Mempelajari proses adsorbsi karbon aktif dengan larutan Asam
BAB I
PENDAHULUAN
I. Tujuan Percobaan :
- Mempelajari proses adsorbsi karbon aktif dengan larutan Asam
II. Bahan dan Alat yang dipergunakan :
- Labu erlenmeyer 50 mL
- Corong kaca
- Kertas saring
- Pipet volume 10 mL dan 25 mL
- Gelas ukur 50 mL dan 100 mL
- Labu takar 50 mL, 100 mL dan 250 mL
- Karbon Aktif
- Asam Oksalat dan Asam Asetat
III. Prosedur kerja :
- Siapkan 6 buah erlenmeyer 50 mL
- Masukkan ke dalam masing-masing erlenmeyer 0,5 gr karbon aktif
- Tambahkan pada tiap erlenmeyer larutan Asam Oksalat atau Asam Asetat
sebanyak 50 mL
- Kocok campuran tersebut selama 30 menit
- Saring larutan tersebut dengan kertas saring
- Titrasi filtrat dengan larutan NaOH 0,1 N dari indikator phenolptaline sampai terjadi perubahan warna dan sebaiknya jumlah filtrat yang di titrasi tidak sama antara konsentrasi asam tertinggi dan terendah.
BAB II
LANDASAN TEORI
Adsorbsi adalah gejala mengumpulnya molekul-molekul suatu zat (gas, cair) pada permukaan zat lain (padatan) akibat adanya keseimbangan gaya. Zat yang mengadsorbsi disebut adsorben dan zat yang teradsorbsi di sebut adsorbat.Adsorben umumnya adalah padatan, sedangkan adsorbatnya adalah cairan atau gas.

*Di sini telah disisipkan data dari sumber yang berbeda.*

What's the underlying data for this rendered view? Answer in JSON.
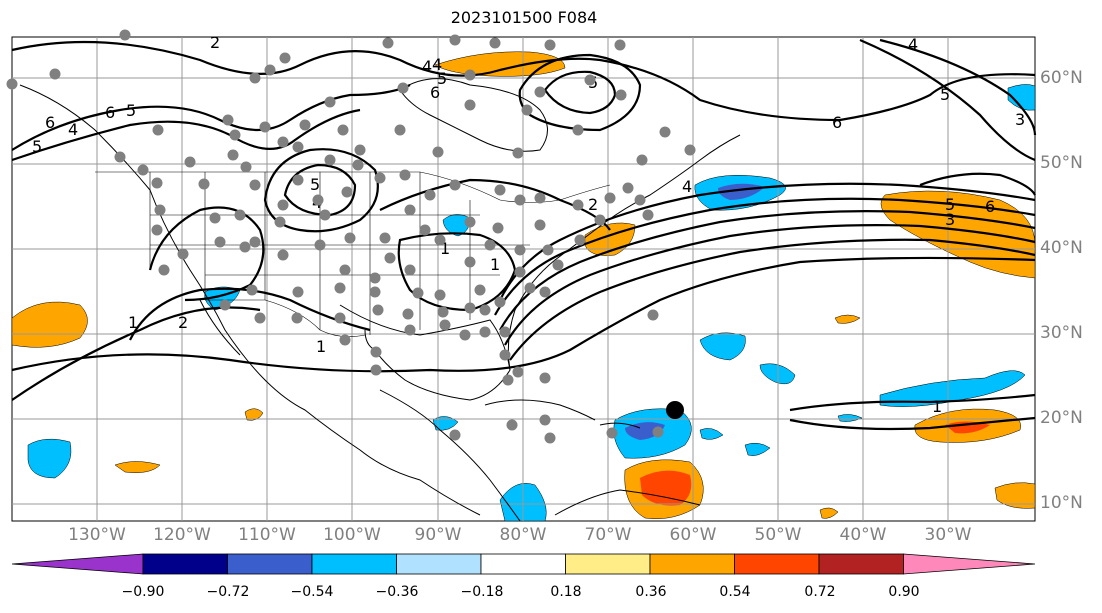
{
  "title": "2023101500 F084",
  "lat_labels": [
    "60°N",
    "50°N",
    "40°N",
    "30°N",
    "20°N",
    "10°N"
  ],
  "lon_labels": [
    "130°W",
    "120°W",
    "110°W",
    "100°W",
    "90°W",
    "80°W",
    "70°W",
    "60°W",
    "50°W",
    "40°W",
    "30°W"
  ],
  "colorbar": {
    "ticks": [
      "−0.90",
      "−0.72",
      "−0.54",
      "−0.36",
      "−0.18",
      "0.18",
      "0.36",
      "0.54",
      "0.72",
      "0.90"
    ],
    "colors": [
      "#9933cc",
      "#00008b",
      "#3a5fcd",
      "#00bfff",
      "#b0e2ff",
      "#ffffff",
      "#ffee88",
      "#ffa500",
      "#ff4500",
      "#b22222",
      "#ff88bb"
    ]
  },
  "contour_labels": [
    "6",
    "4",
    "6",
    "5",
    "5",
    "4",
    "6",
    "5",
    "5",
    "6",
    "3",
    "4",
    "5",
    "4",
    "2",
    "4",
    "1",
    "1",
    "2",
    "1",
    "1",
    "2",
    "3",
    "4",
    "5",
    "6",
    "5",
    "1"
  ],
  "fill_colors": {
    "blue_light": "#b0e2ff",
    "blue": "#00bfff",
    "blue_dark": "#3a5fcd",
    "orange": "#ffa500",
    "orange_red": "#ff4500",
    "yellow": "#ffee88"
  },
  "marker_color": "#808080",
  "storm_center_color": "#000000"
}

Proses adsorbsi merupakan proses kesetimbangan baik adsorbsi gas maupun adsorbsi cair. Contoh proses adsorbsi yang digunakan sehari-hari, misalnya : penyerapan uap air oleh zat pengering (silika gel), penghilangan warna pada industri tekstil dan industri gula , dan penghilangan bau.
Proses adsorbsi dipengaruhi oleh beberapa faktor antara lain :
- Konsentrasi, semakin besar konsentrasi adsorbat maka jumlah yang teradsorbsi makin banyak.
- Luas Permukaan, semakin halus ukuran partikel maka akan memperbesar luas permukaan kontak sehingga jumlah yang teradsorbsi juga semakin banyak.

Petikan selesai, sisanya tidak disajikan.